Additionally, there were – on average – 7,801 individual voluntary arrangements (IVAs) registered a month in the three months ending in November 2022. This is 11% higher than for the three-month period ending in November 2021 and 14% higher during the same period in 2019.  

 

Reflecting on this, Fitzgerald said: “There’s no doubt that rising costs and economic turbulence are taking their toll on personal finances.
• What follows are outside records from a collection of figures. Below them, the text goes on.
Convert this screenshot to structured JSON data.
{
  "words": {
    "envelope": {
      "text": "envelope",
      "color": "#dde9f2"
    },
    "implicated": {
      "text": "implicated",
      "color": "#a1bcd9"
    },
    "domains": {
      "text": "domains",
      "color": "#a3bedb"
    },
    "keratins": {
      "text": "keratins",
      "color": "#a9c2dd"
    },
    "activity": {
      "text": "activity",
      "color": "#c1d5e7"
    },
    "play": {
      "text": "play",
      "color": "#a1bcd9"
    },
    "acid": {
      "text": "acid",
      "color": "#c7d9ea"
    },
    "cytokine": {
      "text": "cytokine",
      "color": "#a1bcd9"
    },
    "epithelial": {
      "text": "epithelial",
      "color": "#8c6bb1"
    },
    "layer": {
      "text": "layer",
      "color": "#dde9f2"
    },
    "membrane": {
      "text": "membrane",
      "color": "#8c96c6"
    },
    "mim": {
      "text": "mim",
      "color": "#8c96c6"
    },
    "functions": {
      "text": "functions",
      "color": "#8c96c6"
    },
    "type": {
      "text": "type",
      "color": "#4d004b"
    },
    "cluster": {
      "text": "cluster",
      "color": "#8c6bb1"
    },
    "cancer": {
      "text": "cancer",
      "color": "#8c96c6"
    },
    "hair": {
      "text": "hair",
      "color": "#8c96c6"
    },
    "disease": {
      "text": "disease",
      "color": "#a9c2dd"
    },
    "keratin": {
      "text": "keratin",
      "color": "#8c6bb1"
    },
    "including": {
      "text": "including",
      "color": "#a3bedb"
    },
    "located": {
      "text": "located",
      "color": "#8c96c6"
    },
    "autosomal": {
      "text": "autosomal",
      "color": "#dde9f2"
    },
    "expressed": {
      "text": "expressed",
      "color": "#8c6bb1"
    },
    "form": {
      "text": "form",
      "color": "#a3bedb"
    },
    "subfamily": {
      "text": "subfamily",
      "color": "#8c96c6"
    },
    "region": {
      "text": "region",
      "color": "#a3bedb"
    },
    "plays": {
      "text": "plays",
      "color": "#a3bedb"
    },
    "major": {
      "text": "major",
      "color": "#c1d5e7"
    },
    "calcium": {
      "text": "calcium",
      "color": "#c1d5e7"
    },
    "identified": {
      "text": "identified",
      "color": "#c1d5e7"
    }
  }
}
People are having to pay more to put food on the table, heat their homes and fuel their cars, and have little room to spend on anything other than the basics.  

 

“An increasing number are worried about money, with the cost of living and the price of energy their biggest concerns, and more people are turning to credit to pay for their day-to-day expenses.  

 

“Using credit as a solution can become a problem if people find themselves unable to pay their debts back or have to keep borrowing, and the amount they owe becomes unmanageable.” 

 

Looking at figures in Scotland, in November 2022 118 company insolvencies were registered in the country – 13% higher than the number in November 2021 and 36% higher than in November 2019. Of this, 42 were compulsory liquidations, 72 CVLs, three were administrations and one was a CVA.  

 

The number of CVLs bucks the historical trend in the country, as the volume of company insolvencies were traditionally mostly driven by compulsory liquidations – however since April 2020, there have been nearly three times as many CVLs as compulsory liquidations.  

 

Turning to Northern Ireland, there were 20 company insolvencies registered in the country – more than double the number in November 2021, but 35% lower than in November 2019. This was comprised of 16 CVLs, two compulsory liquidations and two CVAs.  


As for personal insolvencies, 146 took place in the country – 24% lower than in November 2021 and 48% lower than in November 2019. This consisted of 134 IVAs, nine DROs and three bankruptcies.